An illustrative example of this can be the prediction of traffic during March-July 2020 in my hometown, Barcelona.
Case 2: Model assumptions remains the same, but data has changed
In this second scenario, we don’t expect the underlying relationship between predictors and target to change. However, the input data that is being fed into the model has changed over time. This can be due to:
- The distribution of the input parameters has shifted
- Business updates have changed how input parameters are defined.
In this case, it will require a re-training and possibly re-mapping of the inputs in the model to account for the drift. A couple of examples of changes in data inputs could be:
In some cases, the changes in the data can be due to modifications upstream in the data pipeline. Changing the pre-processing step is likely to have an impact on your input features.
Making your processes more robust to model drift
As we have seen in the previous case scenarios, different types of model drift will require different approaches. Some tips to ensure you are protecting your models from drift:
- Good documentation of the process – including assumptions, data sources, statistical properties of the data and model predictions.
- Fluid communication with the teams supplying the data or deciding on business assumptions will also help catch issues before they become a problem.
- Regularly monitor your model predictions, your input data and your data labelling over time. By defining a set of metrics and tracking their trends over time, it is possible to pick up differences that would be hard to spot from just a snapshot. Platforms such as Domino Model Monitor or Databricks are good examples of, increasingly popular, monitoring solutions in the market.

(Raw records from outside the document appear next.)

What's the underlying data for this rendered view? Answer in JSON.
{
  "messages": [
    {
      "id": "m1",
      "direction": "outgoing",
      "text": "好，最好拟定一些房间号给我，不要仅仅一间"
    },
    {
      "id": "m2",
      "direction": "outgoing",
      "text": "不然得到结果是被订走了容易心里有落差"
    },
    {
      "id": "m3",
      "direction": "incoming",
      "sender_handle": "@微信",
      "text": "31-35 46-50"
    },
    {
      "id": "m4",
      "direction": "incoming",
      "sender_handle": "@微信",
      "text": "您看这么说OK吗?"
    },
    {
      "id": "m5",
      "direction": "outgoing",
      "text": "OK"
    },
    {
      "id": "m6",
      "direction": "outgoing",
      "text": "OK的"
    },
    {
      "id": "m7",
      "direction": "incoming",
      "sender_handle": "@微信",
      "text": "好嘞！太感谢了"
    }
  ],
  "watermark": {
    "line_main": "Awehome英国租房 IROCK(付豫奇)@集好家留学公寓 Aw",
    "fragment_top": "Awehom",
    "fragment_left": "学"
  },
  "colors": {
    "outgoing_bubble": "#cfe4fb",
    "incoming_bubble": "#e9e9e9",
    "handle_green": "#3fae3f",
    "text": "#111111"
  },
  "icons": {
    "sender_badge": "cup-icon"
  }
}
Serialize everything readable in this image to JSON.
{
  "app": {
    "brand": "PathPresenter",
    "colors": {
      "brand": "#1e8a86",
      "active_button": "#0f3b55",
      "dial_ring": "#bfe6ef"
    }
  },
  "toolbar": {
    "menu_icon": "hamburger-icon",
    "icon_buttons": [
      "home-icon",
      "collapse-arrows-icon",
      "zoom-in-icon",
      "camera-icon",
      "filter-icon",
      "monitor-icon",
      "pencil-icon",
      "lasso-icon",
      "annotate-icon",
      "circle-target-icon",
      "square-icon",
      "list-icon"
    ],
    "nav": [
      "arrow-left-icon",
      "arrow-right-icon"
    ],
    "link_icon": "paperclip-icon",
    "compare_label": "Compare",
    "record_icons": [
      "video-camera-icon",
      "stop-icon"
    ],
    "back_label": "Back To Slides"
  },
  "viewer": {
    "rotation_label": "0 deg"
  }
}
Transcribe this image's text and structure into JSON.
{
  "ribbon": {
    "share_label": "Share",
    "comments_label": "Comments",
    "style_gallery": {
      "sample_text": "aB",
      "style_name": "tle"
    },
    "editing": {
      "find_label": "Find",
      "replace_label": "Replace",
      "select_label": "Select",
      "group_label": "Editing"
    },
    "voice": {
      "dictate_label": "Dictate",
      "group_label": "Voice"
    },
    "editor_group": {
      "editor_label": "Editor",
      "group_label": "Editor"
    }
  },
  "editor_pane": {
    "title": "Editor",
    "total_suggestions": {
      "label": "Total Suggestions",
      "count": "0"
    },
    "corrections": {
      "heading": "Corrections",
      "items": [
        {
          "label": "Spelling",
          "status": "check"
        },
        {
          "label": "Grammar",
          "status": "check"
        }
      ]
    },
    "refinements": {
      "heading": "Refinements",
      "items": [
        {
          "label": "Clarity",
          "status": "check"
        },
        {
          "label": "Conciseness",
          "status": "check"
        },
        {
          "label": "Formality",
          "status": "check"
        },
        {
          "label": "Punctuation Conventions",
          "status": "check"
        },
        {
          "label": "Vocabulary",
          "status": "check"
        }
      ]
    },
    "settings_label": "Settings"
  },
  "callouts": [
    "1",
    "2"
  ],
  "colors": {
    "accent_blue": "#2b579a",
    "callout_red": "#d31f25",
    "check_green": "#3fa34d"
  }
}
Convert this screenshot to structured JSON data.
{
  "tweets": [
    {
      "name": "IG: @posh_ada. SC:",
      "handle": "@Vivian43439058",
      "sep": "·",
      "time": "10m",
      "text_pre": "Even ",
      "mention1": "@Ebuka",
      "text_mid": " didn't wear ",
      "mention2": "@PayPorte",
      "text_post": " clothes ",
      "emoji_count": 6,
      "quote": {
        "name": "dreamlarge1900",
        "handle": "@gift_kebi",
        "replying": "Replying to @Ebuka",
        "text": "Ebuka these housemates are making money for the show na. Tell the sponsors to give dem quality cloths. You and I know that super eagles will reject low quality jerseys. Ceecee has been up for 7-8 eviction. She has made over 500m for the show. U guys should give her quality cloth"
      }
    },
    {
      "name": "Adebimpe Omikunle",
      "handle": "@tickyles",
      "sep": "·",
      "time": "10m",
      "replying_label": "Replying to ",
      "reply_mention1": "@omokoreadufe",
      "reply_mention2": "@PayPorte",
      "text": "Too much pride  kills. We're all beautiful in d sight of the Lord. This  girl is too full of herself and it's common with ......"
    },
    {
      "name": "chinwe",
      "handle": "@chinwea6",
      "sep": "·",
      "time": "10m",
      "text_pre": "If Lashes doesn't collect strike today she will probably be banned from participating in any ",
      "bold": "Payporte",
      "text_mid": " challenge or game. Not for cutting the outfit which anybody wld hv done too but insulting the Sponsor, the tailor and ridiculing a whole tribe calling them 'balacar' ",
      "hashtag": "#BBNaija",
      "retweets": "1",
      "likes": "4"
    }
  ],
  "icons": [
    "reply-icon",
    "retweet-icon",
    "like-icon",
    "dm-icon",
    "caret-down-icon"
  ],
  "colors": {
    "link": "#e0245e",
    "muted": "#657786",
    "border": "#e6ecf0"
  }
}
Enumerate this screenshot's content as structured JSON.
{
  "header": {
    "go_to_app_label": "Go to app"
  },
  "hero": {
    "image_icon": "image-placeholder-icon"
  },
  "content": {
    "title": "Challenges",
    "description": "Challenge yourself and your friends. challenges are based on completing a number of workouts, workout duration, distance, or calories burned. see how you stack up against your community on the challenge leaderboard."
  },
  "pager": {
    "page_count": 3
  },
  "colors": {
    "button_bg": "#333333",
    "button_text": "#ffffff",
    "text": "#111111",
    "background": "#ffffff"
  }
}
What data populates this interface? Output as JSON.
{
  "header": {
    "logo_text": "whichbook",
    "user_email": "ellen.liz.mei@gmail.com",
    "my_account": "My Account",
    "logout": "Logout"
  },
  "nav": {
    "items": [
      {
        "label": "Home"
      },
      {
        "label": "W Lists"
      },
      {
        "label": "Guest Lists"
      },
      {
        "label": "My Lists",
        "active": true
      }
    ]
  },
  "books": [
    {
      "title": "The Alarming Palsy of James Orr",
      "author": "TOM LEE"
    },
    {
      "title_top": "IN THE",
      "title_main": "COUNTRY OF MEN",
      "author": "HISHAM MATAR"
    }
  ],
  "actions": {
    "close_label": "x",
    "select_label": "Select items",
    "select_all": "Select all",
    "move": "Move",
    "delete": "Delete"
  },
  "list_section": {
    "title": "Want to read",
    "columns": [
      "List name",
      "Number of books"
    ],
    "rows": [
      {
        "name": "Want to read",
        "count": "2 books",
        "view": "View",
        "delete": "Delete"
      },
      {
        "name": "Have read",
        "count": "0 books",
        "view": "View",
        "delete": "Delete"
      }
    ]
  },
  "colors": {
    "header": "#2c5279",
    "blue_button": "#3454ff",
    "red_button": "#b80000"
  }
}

(Image is from DOMINO website)
- Deploy your processes in such a way that a regular re-fit of models can be done with certain frequency. Decisions in this aspect will include scheduling re-trainings or thinking about weighting the inputs of your model based on recency of data. Cloud platform providers such as AWS (through SageMaker) or Azure (through Data Studio) are now offering automatic model re-training based on alert systems.
- Choose the right data science platform – with automation in mind! Older data science approaches generally require more checks and manual work but will have a tighter grip on making changes. However, as companies productionise their models, automation allows for less human effort on data quality-checks and more time delivering value to the business.
Everything in life, including models, deteriorates over time. The phenomenon known as ‘model drift’ occurs in different scenarios and will require distinct strategies to mitigate it. However, good documentation and an integrated implementation of the process will go a long way in detecting and dealing with model drift.